Jazz will of course have to recover from her surgery and become accustomed to her new anatomy.
Her fans are happy for her and showered her with congratulatory messages.
Unfortunately, Jazz has to contend with more than her share of trolls, even though she's a teenage minor.
We're not just talking about Derick Dillard's transphobic attack. There are a lot of these people.
Just glancing at her post-op selfie, we could see multiple harassing messages from an Instagram account with no posts of its own that follows only Jazz -- meaning that someone created it specifically to leave her nasty comments.
But Jazz explains why she puts up with the hate and vitriol instead of quietly transitioning and living her life outside of the spotlight.
"The reason why I'm being so open and documenting my journey with this procedure," Jazz explains on her YouTube channel.
"Is because I feel like education is super important," Jazz says. She's right.

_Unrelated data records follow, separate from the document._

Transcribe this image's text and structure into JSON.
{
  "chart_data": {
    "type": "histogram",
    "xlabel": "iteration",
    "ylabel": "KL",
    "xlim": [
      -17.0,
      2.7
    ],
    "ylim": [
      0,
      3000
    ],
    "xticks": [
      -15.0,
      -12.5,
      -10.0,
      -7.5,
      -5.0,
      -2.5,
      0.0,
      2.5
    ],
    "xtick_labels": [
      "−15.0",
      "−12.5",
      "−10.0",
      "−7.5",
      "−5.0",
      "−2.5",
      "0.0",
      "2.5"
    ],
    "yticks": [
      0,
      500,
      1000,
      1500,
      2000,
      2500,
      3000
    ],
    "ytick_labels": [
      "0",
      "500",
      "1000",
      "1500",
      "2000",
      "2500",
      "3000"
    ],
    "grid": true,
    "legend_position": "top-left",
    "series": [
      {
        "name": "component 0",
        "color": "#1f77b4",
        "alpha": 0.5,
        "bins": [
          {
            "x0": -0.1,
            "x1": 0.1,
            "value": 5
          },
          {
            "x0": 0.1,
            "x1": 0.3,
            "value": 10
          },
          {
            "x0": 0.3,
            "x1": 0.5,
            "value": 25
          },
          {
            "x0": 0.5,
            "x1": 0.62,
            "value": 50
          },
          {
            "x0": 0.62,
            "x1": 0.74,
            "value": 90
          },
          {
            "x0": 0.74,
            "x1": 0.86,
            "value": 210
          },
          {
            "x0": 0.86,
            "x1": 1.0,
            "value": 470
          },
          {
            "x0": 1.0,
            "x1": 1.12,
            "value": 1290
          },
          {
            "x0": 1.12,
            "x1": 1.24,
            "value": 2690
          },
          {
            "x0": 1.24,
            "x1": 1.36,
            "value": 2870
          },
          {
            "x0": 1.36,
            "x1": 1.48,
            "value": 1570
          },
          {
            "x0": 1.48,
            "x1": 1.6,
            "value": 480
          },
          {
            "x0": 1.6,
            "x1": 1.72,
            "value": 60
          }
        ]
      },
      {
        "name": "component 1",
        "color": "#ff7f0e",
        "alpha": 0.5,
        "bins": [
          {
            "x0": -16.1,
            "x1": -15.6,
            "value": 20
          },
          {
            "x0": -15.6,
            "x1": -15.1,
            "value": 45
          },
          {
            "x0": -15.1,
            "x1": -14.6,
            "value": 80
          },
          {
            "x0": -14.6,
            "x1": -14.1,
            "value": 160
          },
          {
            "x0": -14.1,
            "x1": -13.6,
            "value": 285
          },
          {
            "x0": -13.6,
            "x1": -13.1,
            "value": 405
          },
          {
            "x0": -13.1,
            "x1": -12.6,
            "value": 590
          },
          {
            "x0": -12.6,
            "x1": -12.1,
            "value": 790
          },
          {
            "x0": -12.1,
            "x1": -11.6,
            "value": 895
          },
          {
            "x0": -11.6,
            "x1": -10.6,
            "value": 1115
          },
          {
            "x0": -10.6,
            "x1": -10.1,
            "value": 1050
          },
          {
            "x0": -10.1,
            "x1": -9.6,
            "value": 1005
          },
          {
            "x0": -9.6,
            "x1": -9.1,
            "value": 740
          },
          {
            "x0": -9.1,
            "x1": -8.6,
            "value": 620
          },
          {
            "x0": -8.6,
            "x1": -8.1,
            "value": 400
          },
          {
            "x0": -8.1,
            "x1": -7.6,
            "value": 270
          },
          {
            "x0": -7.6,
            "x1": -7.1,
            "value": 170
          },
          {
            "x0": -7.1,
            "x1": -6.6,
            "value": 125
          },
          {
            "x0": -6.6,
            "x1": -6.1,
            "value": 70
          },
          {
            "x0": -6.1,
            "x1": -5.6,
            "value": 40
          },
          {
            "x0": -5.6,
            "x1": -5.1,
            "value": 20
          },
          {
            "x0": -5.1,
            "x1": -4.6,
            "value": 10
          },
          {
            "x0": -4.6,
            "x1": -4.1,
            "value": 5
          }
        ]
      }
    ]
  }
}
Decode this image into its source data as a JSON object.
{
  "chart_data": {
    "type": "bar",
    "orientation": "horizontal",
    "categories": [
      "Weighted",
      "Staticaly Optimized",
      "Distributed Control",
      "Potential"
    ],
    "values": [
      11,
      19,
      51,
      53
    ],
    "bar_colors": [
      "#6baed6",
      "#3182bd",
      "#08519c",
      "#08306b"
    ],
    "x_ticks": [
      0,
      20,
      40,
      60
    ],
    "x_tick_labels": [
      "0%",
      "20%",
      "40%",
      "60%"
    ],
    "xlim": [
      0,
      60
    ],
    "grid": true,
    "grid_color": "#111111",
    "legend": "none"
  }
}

"If I put out this information for people to see," Jazz continues. "They won't need to ask any more questions."
"And also," Jazz adds. "It's educational within the community, as well."
Like we said, not all trans kids come from such loving and supporting families. But those parents who do support their kids might have questions.
"A lot of parents who have transgender kids are like, 'what do I do? I don't know much about this process!'" Jazz explains.
"And seeing our show kind of helps them realize what steps they could take to help their kids and what the journey might look like in the future," Jazz concludes.